Initially, you can set all those values to the size of the whole grid, because obviously it won't be possible to reach more squares than that. But then you can start doing deductions:

• An edge going into an endpoint: set the ‘maximum reachable’ value to 1. If you connect into that endpoint, there can't possibly be a path going onward from there into any other square.
• An edge going into a straight piece: the ‘maximum reachable’ value can be at most the value of the opposite outgoing edge, plus 1 for the straight square itself.
• An edge going into a corner: you have to consider two ways the corner could be oriented. (If it connects on this edge, its other connection could be either of the two adjacent edges.) If both of those possibilities give you a small maximum value – or if one of them is ruled out completely – then you can bound the maximum for this edge.

And eventually I worked out that this boils down to a general rule you can apply to any kind of square, and all of those are special cases of it:

• Given an edge E going into a square S, iterate over all orientations of S that aren't ruled out yet. For each one, find all the connected edges of S other than E; then the maximum number of reachable squares from edge E with S in that state is given by summing the max values for those outgoing edges, and adding 1 for S itself. Then the max for E is bounded by the largest one of those values you worked out for any orientation of S.

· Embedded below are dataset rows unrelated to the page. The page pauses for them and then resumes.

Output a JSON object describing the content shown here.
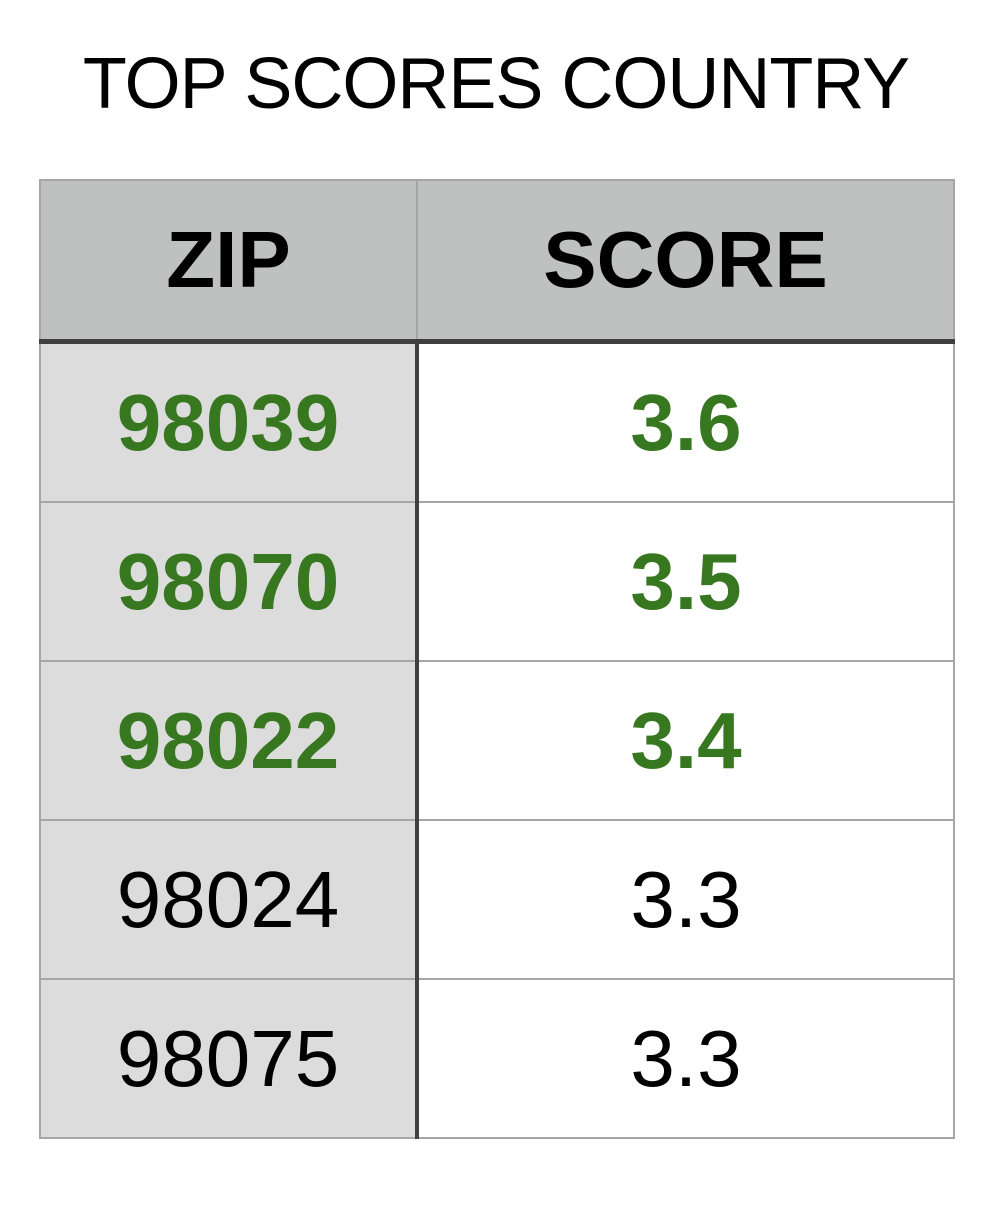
{
  "chart_data": {
    "type": "table",
    "title": "TOP SCORES COUNTRY",
    "columns": [
      "ZIP",
      "SCORE"
    ],
    "rows": [
      {
        "zip": "98039",
        "score": "3.6",
        "highlight": true
      },
      {
        "zip": "98070",
        "score": "3.5",
        "highlight": true
      },
      {
        "zip": "98022",
        "score": "3.4",
        "highlight": true
      },
      {
        "zip": "98024",
        "score": "3.3",
        "highlight": false
      },
      {
        "zip": "98075",
        "score": "3.3",
        "highlight": false
      }
    ]
  },
  "colors": {
    "header_background": "#bfc1c0",
    "zip_column_background": "#dcdcdc",
    "highlight_text": "#36771f",
    "normal_text": "#000000",
    "divider": "#404040",
    "grid_line": "#a6a6a6"
  }
}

With the dead-end avoidance code in that form, it's nicely rigorous, and takes the special cases in its stride. Give it a 2×1 grid and it will happily connect the two endpoints together without complaining that they're an illegal dead end; give it any larger grid and it will know that you can't connect any two endpoints together.

That's all the deductions I've implemented so far. There is another one I use quite often in play, and I haven't got round to adding it to the solver yet:

• If you can find a loop of edges in the grid with only one of them in an unknown state, then you can determine the state of that edge by parity. Add up the degree of every square in the region enclosed by the loop (1 for an endpoint, 3 for a T-piece, 2 for straights and corners); then any connection within that region reduces the count by 2, but nothing can change whether the count is odd or even. So the number of times the solution graph crosses your loop must be odd if and only if the sum of degrees inside the region is odd, and even otherwise.

The difficult part of implementing that technique is efficiently identifying an edge that you can nail down in that way, and the corresponding region in which you have to count up parities. I do know how to do that – but I'll leave it as an exercise for the reader!